Laws in countries may differ -for example, the “fair use” concept is mostly a US thing and the rest of the world acknowledges no such thing. Generally, use of figures in scientific context is not allowed without permission / license. Crediting is simply not enough. That’s why researchers tend to redraw any figures.

yes, you’ll want to inform yourself on the rights you have in your country. in many countries, people have the right to cite things, especially in an academic context, where that is vital. that includes pictures.

talk to someone at your institution, if you have one, or a local/national science society. they will know what is usual and legal in the context.

the pictures on that tutorial you linked seem trivial enough that you could recreate them, if you think that is required.

Yes I was hoping to avoid recreating images for the sake of time as I already spent some time putting them all into a flow diagram.

Anyway, the procedure from the Uni/Publisher perspective is to get the permission from the source. There are pipelines setup in publishers for requesting image use from other papers. It didn’t seem like github issues was the place to ask, so I hoped this forum would be the way.
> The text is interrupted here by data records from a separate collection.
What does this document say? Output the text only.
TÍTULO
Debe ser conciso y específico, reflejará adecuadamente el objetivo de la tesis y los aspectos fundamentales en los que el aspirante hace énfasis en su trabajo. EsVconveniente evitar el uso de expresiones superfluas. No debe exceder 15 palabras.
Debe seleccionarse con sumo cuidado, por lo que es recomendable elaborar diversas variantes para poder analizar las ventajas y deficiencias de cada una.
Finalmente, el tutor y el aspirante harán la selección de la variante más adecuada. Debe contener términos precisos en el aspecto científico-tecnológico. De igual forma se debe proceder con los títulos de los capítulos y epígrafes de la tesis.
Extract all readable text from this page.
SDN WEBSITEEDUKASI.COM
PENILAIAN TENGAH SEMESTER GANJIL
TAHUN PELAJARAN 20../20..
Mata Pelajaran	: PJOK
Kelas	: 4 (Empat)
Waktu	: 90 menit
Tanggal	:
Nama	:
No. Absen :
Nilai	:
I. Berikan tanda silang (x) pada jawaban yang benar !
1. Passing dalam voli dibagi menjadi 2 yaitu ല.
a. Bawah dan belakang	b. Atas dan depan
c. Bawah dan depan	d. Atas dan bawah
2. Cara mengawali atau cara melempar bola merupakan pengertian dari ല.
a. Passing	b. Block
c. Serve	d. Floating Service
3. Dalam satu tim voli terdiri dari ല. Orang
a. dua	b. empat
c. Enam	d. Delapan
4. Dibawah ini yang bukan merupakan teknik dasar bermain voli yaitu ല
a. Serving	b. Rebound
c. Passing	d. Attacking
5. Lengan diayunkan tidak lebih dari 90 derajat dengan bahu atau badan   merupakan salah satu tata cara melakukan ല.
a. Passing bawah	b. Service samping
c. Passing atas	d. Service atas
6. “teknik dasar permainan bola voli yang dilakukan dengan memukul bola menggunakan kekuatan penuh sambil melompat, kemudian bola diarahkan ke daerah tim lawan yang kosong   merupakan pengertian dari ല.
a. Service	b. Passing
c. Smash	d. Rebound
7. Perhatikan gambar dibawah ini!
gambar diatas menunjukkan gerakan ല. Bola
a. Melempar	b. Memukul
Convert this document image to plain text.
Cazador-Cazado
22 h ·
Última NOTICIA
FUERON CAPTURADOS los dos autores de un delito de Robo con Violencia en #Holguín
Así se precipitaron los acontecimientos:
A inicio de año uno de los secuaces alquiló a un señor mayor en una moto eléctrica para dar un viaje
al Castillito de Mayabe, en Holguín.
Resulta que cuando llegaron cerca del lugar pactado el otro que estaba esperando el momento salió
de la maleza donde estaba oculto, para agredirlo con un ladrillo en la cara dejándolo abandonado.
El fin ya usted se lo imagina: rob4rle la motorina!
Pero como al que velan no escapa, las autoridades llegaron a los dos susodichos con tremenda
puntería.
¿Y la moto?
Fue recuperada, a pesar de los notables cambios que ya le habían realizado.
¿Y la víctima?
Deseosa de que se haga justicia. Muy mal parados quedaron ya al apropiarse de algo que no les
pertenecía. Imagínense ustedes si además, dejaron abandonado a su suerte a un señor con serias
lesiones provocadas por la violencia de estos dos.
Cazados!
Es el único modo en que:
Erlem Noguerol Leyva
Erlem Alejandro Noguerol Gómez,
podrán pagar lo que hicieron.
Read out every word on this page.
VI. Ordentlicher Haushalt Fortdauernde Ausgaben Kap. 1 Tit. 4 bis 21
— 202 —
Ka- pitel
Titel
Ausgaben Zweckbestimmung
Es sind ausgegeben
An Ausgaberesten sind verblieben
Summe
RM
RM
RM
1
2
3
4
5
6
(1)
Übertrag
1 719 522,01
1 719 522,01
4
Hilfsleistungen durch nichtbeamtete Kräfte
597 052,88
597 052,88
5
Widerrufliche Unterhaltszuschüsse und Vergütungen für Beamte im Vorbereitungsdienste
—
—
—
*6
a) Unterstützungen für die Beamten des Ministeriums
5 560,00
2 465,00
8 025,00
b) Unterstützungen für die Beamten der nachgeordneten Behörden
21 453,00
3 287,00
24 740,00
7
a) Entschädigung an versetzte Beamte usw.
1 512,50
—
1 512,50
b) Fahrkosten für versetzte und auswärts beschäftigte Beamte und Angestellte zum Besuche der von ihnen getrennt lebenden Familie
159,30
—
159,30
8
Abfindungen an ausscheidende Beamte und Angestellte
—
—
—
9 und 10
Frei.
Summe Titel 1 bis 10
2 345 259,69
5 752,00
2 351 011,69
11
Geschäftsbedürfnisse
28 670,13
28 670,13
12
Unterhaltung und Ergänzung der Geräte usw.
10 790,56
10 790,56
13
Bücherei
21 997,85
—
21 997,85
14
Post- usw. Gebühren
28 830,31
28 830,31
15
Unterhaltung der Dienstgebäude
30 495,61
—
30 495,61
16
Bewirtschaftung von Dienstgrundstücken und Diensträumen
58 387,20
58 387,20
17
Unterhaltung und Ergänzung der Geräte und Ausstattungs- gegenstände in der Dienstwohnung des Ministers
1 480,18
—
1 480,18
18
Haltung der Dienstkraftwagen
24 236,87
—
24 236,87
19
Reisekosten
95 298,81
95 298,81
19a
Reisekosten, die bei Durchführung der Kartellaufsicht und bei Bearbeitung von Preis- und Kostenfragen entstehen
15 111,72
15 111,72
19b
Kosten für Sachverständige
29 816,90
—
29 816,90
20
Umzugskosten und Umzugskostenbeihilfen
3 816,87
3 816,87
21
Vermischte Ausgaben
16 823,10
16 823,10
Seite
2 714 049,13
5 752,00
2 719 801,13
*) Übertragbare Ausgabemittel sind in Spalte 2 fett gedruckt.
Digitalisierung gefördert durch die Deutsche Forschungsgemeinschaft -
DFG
I imagine I can’t be the only one to have this question (or maybe the only one that bothered to ask), so it may be helpful to have a link or another FAQ on the documentation to either clarify its useable or contact info for where to request permissions.

there is Contact Us - OpenCV

it is possible that they goofed with the installation of that site… the captcha appears to be broken. good luck submitting an inquiry :smiley: you can try admin at opencv dot org. that used to be available some years ago, maybe not anymore.